Certains qualifient cette pratique de “blanchiment d’IA” (AI laundering) : faire tout le travail soi-même mais prétendre que c’est l’œuvre de Claude parce que la direction exige de voir de l’IA. De même, pour recruter, il faut d’abord prouver qu’on a “essayé de remplacer le poste par de l’IA”. Si vous osez dire que vous avez essayé mais que l’IA n’y arrivait pas, vous êtes étiqueté comme “incompétent en IA” et menacé de licenciement.
Ce n’est pas un dysfonctionnement isolé. C’est une comédie de conformité à l’échelle mondiale.
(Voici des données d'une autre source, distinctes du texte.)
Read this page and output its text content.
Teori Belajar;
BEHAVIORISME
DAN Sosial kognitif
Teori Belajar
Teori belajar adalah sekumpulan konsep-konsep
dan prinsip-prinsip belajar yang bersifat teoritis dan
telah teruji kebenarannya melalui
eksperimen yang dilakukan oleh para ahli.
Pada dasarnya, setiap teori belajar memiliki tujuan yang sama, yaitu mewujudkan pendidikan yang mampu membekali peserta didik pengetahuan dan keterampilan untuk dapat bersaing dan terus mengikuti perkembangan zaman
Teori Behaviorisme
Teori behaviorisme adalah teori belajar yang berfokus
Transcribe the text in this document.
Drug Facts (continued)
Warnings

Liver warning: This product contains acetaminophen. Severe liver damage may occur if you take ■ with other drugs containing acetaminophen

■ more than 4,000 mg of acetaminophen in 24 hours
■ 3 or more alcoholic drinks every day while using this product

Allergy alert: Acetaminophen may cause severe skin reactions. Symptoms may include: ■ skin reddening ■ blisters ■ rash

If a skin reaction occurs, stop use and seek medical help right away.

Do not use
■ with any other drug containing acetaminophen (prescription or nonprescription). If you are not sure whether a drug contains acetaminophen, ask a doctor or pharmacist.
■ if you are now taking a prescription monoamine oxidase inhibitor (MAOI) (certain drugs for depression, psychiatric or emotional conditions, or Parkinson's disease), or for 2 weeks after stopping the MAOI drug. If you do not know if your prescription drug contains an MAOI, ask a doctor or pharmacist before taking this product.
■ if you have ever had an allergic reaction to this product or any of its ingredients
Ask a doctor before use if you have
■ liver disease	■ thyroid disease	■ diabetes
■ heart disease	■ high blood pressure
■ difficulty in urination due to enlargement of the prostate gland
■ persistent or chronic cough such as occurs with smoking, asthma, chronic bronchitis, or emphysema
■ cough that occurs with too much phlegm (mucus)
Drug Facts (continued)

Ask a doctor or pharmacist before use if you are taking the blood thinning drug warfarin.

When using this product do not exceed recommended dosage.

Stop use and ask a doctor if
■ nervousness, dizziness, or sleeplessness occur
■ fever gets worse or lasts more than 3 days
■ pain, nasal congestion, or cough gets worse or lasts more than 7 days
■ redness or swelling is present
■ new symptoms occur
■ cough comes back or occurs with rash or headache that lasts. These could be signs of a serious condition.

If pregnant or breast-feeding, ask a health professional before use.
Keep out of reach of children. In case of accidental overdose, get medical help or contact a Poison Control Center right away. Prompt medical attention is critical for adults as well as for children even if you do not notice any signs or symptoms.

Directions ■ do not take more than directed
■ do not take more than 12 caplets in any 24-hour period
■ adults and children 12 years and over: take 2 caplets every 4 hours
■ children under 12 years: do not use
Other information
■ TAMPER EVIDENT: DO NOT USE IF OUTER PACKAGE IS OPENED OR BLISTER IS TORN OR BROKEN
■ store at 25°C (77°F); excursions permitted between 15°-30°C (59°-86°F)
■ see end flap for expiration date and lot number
Comme l’a fait remarquer un lecteur : “C’est comme un retour au temps de l’Inquisition. Il faut proclamer publiquement sa foi dans le fait que l’IA change tout. Dire ‘non’ vous conduit au bûcher.”
IV. Où se cache le véritable “vilain” ?
À ce stade, le lecteur pourrait se demander : l’IA vaut-elle vraiment la peine qu’on y investisse ?
La réponse est nuancée. L’IA apporte des changements réels dans certains domaines. En ingénierie logicielle, la génération de code assistée améliore l’efficacité dans des contextes précis. La transcription médicale, le résumé de contenu, le service client — l’IA y trouve sa place.
Le problème réside dans la manière dont l’IA est imposée.
Sur Lobsters, l’utilisateur srcrip note : “L’IA va transformer durablement quelques secteurs comme la rédaction, le concept art et peut-être la programmation. Mais elle ne modifiera pas la majeure partie de l’économie. Le problème, c’est que toutes les entreprises font comme si elle était omnipotente.”
Le développeur chevronné emk propose une excellente distinction entre deux types de croyants dans l’IA. La première catégorie croit que l’IA peut accomplir de nombreuses tâches pratiques — une croyance étayée par des faits. La seconde catégorie croit que “récréer l’intelligence humaine sur du silicium est une excellente chose en soi”. S’il rejoint la première catégorie, il s’oppose fermement à la seconde : “Je ne pense pas que nous devions dépenser des milliers de milliards de dollars pour rendre le cerveau humain économiquement superflu. La machine à vapeur n’a pas créé d’emplois pour les chevaux, et une IA de niveau humain ne crée pas d’emplois pour les hommes.”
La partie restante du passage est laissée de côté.